Francisco Miguel de Moura *





O. G. Rego de Carvalho tem uma vocação poética, mas de uma poesia insondável, aquela que está no cerne do próprio ser, irreconhecível e irreconhecedor, desde os mistérios da vida – e o amor é um dos maiores – aos da morte e dos seus caminhos.
“Quente era a manhã, em julho, quando meu pai se deitou, as pálpebras baixando.
E puro, e distante, e feliz, encarou o céu e o tempo”.(1)
O que acima foi transcrito é um capítulo de Ulisses entre o Amor e a Morte, simplesmente disposto, no livro, em forma de prosa. Não é a prosa poética comum de quem não tem poesia para escrever e não sabe escrever em prosa, portanto fica pelas bordas das duas formas.
Remeto o leitor ao início: José de Alencar, primeiro autor lido por O.G. Rego de Carvalho, ainda quase menino, o qual, de alguma forma, lhe indicaria rumos e posicionamentos estilísticos a tomar. Àquele Alencar de Iracema:
“Verdes mares bravios de minha terra natal, onde canta a jandaia nas frondes das carnaúbas;
Verdes mares que brilhais como líquida esmeralda aos raios do sol nascente, perlongando as alvas praias ensombradas de coqueiros.” (2)
Lembra também aquele fim trágico e mui belo de Lindóia, no poema Uraguai, de Basílio da Gama:
“Inda conserva o pálido semblante,
Um não-sei-quê de magoado, e triste,
Que os corações mais duros enternece
Tanto era bela no seu rosto a morte!” (3)
Para traduzir o que há de poesia num livro da juventude, memórias da infância perdida para sempre, onde a criatura tem algo de herói lendário (aquele que todos nós fomos ou supomos ter sido), quando o mundo corre à nossa revelia e tentamos agarrar as nuvens e o céu, porque ainda não tomamos sobre os ombros o peso dos terríveis problemas quotidianos, somente um grande poeta, precisamente Cecília Meireles, teria palavra suficiente e válida:

Ulisses deixou-me uma sensação de poesia misteriosa e comovente.
(Trecho de uma carta dirigida ao autor).
Também o romancista Marques Rebelo, com quem conviveu O. G. Rego de Carvalho, no Rio de Janeiro, sem tergiversar, declarou-lhe em carta, após a leitura do romance-poema:
Os defeitos que nele encontrei são os de quase todos os nossos escritores, mesmo os grandes, principalmente os grandes, e eu não ousaria apontá-los.
Conhecida a seriedade do autor de Marafa e de tantos outros bons autores da literatura brasileira contemporânea, a contundente a afirmação de que O.G. Rego até nos defeitos se igualava aos grandes escritores vale por uma nota excelente ao livro de estréia de um provinciano, e por segura confiança no futuro do escritor – já há muito suficientemente confirmada.
Bastariam as apreciações de Marques Rebelo e Cecília Meireles para aferirmos, de olhos fechados, o valor de Ulisses e sua aceitação, na época em que foi editado.
Não se busquem, nos críticos, tais pressupostos e conclusões, porque é um deles quem nos diz que a maioria dos bons romancistas brasileiros atuais não tem crítica de conjunto.
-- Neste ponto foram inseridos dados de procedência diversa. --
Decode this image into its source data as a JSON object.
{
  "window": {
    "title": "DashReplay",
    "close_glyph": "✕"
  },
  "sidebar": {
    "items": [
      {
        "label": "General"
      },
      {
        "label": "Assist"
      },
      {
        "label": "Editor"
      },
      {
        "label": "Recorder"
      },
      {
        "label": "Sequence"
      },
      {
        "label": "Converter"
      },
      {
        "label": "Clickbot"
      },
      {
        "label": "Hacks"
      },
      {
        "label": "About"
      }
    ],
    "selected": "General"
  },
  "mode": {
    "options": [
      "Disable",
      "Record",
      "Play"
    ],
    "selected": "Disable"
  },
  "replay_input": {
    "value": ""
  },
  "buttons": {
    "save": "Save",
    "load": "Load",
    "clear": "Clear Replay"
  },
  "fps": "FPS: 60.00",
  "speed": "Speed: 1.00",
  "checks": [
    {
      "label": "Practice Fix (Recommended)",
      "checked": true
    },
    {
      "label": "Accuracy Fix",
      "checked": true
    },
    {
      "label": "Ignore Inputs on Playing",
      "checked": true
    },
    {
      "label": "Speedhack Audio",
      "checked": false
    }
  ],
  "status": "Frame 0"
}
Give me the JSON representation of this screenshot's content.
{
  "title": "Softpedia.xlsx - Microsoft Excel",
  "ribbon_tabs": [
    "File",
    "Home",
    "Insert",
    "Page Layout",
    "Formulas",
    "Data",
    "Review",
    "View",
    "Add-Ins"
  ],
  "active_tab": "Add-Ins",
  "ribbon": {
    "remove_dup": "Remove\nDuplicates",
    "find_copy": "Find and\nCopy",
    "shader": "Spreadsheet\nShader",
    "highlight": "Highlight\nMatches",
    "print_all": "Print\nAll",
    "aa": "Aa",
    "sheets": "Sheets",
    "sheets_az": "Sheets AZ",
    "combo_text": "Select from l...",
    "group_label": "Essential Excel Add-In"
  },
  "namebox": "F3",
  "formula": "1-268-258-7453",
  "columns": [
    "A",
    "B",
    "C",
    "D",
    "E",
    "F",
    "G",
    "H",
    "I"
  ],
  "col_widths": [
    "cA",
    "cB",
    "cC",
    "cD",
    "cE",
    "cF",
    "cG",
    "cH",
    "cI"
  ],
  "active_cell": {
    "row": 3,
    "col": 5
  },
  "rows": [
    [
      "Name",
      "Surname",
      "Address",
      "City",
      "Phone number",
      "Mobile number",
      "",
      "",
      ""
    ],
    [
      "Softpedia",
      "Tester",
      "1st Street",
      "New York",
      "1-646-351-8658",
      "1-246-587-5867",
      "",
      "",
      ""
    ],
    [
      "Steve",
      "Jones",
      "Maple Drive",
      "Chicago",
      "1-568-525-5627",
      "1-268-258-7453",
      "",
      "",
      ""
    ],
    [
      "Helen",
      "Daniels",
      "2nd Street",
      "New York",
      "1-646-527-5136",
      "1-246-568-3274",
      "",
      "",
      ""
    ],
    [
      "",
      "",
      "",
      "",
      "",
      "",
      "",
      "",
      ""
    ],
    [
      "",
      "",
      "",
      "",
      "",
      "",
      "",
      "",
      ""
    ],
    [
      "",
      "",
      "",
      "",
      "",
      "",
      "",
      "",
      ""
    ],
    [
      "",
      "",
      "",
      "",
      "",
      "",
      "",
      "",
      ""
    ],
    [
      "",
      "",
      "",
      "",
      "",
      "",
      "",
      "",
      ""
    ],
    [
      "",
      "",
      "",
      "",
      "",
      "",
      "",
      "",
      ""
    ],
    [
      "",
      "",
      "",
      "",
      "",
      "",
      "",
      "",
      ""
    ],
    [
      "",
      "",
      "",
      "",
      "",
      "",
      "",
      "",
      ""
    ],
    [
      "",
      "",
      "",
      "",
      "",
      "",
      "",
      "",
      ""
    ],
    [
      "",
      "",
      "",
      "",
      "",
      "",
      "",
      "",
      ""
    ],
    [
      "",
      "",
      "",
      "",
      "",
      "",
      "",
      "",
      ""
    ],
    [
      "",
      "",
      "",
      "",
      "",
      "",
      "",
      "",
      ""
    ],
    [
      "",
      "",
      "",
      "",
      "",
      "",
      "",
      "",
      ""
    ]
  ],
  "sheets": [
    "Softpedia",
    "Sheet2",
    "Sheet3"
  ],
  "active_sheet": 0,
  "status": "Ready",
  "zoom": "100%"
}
E o mesmo autor, ao recordar-se do artigo devastador de Moysés Velhinho sobre O Louco do Cati, de Dionélio Machado, acrescenta:
“Hoje a crítica literária é uma atividade eventual, paga simbolicamente, de maneira que os romancistas nascem e morrem sem que ninguém tome conhecimento. (...) É verdade que às vezes um crítico escreve um artigo e não consegue publicá-lo: foi, por exemplo, o que aconteceu comigo, quando escrevi uma apreciação quase afetuosa sobre a evolução de um jovem romancista.” (4)
Voltemos à poesia de Ulisses.
É conhecido lugar comum dizer que um livro de estréia tem muito de autobiográfico. William Saroyan apóia essa opinião amplificando-a, quando disse que “romance é um romancista que escreve romance, assim como conto é um contista que escreve contos.” (5)
Nisto Ulisses, quer seja classificado como romance ou novela, não poderia fugir à regra, tendo em vista que sai da pena de um quase adolescente. Nessa novela, o que nos interessa é o encontro poético do seu estilo, já quase formado, ao escrever o primeiro livro. Alguém já disse - e eu quero confirmar - que a fruição substancial do contexto de Ulisses entre o Amor e a Morte está resumida no soneto de H. Dobal, que vem, como epígrafe, na primeira folha, depois do título, da sua primeira edição. Não resisto, pois, à vontade de transcrevê-lo, para conhecimento dos que ainda não o leram:
Eis-me de novo adolescente. Triste
vivo outra vez amor e solidão.
Canto em segredo palpitar macio
de pétala ou de asa abandonada.


Outro amor em silêncio e na incerteza
oprime o coração desalentado.
Ó lentidão dos dias brancos quando
a angústia os deseja breves como um sonho.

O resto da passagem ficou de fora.